Candidatos y encuestas

La defenestración de Jaime Raynaud como candidato a la alcaldía de Sevilla por el PP tiene más que ver con lo que indican los sondeos que con el trabajo que ha desempeñado en el ayuntamiento. Sólo superado en las pasadas elecciones por unos dos mil votos por parte del candidato socialista, Alfredo Sánchez-Monteseirín, ha soportado una larga travesía en el desierto. Aquellos que pretenden ver en su trabajo en la oposición la razón principal de su descarte obvian lo principal y es que Javier Arenas, sólo comenzó a acariciar la idea de una alternativa a raíz de los resultados de las encuestas que se inclinaban a favor de Soledad Becerril, la ex alcaldesa que prefirió huir y marcharse a Madrid antes que verse obligada a gobernar, otra vez, con los andalucistas. Ahora la marquesa de Salvatierra se lo está pensando, una reflexión a la que deberá unir una variable más: el hecho de tener que asumir la responsabilidad de encabezar, de nuevo, la lista pero con un cadáver político en el armario como es el caso de Raynaud. Dice que renuncia para no ser un obstáculo, pero lo cierto es que con el portazo dado el obstáculo sigue. Y lo peor de todo es que Arenas no ha sabido o no ha querido desactivar el problema. Con todo, de esta experiencia cabe obtener alguna que otra conclusión. La más inmediata, hay que dudar de la palabra del presidente de los populares andaluces a quien se le llenaba la boca hablando de Raynaud como un "magnifico candidato". Está claro ya que, a partir de ahora, cuando hable en esos términos habrá que entender lo contrario. Arenas reza para que la aristócrata acepte porque si no es así puede que le toque a él mismo el mochuelo de presentarse a los comicios locales algo que, de llevarse a efecto, provocaría una segura crisis en el PP andaluz.
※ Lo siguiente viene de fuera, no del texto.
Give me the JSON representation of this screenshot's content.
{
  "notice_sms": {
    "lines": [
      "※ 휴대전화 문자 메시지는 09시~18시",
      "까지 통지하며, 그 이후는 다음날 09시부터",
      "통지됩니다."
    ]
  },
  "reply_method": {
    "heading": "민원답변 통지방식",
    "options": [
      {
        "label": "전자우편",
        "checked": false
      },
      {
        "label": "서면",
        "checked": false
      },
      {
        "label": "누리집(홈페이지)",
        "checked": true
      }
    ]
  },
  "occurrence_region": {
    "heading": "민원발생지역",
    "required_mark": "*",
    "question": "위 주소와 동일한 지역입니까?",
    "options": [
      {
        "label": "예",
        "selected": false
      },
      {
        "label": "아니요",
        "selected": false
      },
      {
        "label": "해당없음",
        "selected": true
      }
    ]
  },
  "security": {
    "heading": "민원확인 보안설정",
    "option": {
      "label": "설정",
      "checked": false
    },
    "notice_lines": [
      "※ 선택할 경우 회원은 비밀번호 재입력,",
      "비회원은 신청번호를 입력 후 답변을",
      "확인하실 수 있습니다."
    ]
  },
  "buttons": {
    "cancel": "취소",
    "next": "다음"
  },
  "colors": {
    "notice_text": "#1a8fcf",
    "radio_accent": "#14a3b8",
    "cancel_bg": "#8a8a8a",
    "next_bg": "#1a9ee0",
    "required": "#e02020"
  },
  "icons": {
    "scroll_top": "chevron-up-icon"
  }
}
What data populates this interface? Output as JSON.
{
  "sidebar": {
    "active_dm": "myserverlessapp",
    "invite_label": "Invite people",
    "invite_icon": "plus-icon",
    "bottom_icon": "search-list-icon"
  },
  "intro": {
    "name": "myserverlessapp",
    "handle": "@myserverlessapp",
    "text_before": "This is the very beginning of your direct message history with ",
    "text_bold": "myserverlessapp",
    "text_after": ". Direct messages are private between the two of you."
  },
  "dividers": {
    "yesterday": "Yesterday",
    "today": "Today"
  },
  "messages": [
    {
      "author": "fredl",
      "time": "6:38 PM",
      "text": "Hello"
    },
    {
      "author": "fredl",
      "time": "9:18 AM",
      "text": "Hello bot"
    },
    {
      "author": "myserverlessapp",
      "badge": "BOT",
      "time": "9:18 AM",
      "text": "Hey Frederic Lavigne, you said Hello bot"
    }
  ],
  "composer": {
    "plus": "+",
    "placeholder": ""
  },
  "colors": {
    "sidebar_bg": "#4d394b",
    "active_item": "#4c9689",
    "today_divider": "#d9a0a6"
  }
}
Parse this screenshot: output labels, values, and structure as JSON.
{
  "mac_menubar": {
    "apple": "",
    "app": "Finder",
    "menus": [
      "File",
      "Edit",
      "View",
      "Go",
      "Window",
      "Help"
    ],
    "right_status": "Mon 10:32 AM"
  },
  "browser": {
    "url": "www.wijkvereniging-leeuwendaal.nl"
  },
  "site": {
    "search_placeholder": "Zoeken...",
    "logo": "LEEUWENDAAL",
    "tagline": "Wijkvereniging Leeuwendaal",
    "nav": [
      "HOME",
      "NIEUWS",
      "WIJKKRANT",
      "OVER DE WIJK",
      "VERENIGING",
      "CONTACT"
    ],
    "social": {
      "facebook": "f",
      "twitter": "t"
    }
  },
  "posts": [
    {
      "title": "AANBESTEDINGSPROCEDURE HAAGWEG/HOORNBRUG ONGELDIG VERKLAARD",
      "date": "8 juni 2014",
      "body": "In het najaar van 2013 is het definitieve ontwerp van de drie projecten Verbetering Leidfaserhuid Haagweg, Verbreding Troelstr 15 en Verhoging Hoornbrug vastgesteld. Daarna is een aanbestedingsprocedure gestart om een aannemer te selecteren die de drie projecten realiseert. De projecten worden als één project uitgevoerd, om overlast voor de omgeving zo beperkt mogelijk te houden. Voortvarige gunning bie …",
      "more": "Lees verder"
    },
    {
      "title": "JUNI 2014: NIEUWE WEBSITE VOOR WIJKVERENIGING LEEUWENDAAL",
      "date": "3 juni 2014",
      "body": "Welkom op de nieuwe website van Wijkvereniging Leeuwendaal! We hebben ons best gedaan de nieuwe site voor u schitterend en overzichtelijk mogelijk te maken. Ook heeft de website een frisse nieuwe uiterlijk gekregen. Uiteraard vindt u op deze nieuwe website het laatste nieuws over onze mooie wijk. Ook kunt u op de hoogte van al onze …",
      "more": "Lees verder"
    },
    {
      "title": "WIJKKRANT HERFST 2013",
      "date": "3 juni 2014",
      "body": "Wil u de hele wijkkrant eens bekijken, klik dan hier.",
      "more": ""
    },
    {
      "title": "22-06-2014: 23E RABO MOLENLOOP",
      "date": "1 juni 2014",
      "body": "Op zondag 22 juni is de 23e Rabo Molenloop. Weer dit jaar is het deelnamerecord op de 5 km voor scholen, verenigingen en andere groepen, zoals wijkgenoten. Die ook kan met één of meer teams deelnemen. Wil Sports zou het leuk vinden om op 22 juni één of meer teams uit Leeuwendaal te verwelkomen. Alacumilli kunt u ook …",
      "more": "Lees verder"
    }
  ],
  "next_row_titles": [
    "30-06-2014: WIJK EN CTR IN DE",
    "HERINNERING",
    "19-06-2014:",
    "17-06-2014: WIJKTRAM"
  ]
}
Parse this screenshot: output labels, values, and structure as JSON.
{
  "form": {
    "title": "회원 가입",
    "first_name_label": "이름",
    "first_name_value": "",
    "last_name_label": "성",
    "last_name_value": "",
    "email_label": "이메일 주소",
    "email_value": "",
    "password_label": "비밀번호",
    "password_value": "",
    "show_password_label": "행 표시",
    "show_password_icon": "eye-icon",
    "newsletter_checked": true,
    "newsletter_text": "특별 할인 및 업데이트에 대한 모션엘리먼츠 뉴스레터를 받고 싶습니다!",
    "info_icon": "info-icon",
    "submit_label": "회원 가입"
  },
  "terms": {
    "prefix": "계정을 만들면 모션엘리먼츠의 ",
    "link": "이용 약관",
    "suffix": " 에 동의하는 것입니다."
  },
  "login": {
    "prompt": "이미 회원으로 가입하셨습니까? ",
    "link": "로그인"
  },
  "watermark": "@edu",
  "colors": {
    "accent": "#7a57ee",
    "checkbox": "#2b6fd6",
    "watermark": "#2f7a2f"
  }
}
Pero, también, cabe considerar lo sucedido como una escenificación clara de lo que no se debe hacer, esto es, la utilización burda y sin escrúpulos de las personas, sin que éstas tengan derecho a su propia dignidad. Raynaud se va harto de que le ninguneen. Nunca se atrevieron a decirle, abiertamente, que no contaban con él. Le daban palmaditas en la espalda y todo eran elogios. Y en esas estamos. Esta semana, sea quien sea el elegido, se verá marcado por esta circunstancia. Deben aprender, igualmente, los socialistas. Lo ocurrido ha tenido la virtud de tapar la incertidumbre en la que se ven inmersos. El alcalde observó con sorpresa y malestar como toda un Ejecutiva federal desmentía que le respaldase como candidato.Tendrá que esperar hasta septiembre, y eso es mucho para las prisas que tiene. La dilación en el tiempo de esta decisión se puede entender como el respeto que se ha tener a los calendarios que se marca el propio partido, pero casa muy poco con la ventaja que supondría tener ya ésta incógnita resuelta. ¿Cometerá el PSOE el mismo error que el PP? De momento, están empeñados en calibrar las consecuencias de un posible cambio, pero, a estas alturas de la película, ese movimiento se presenta difícil de asumir, máxime si no hay alternativas creíbles.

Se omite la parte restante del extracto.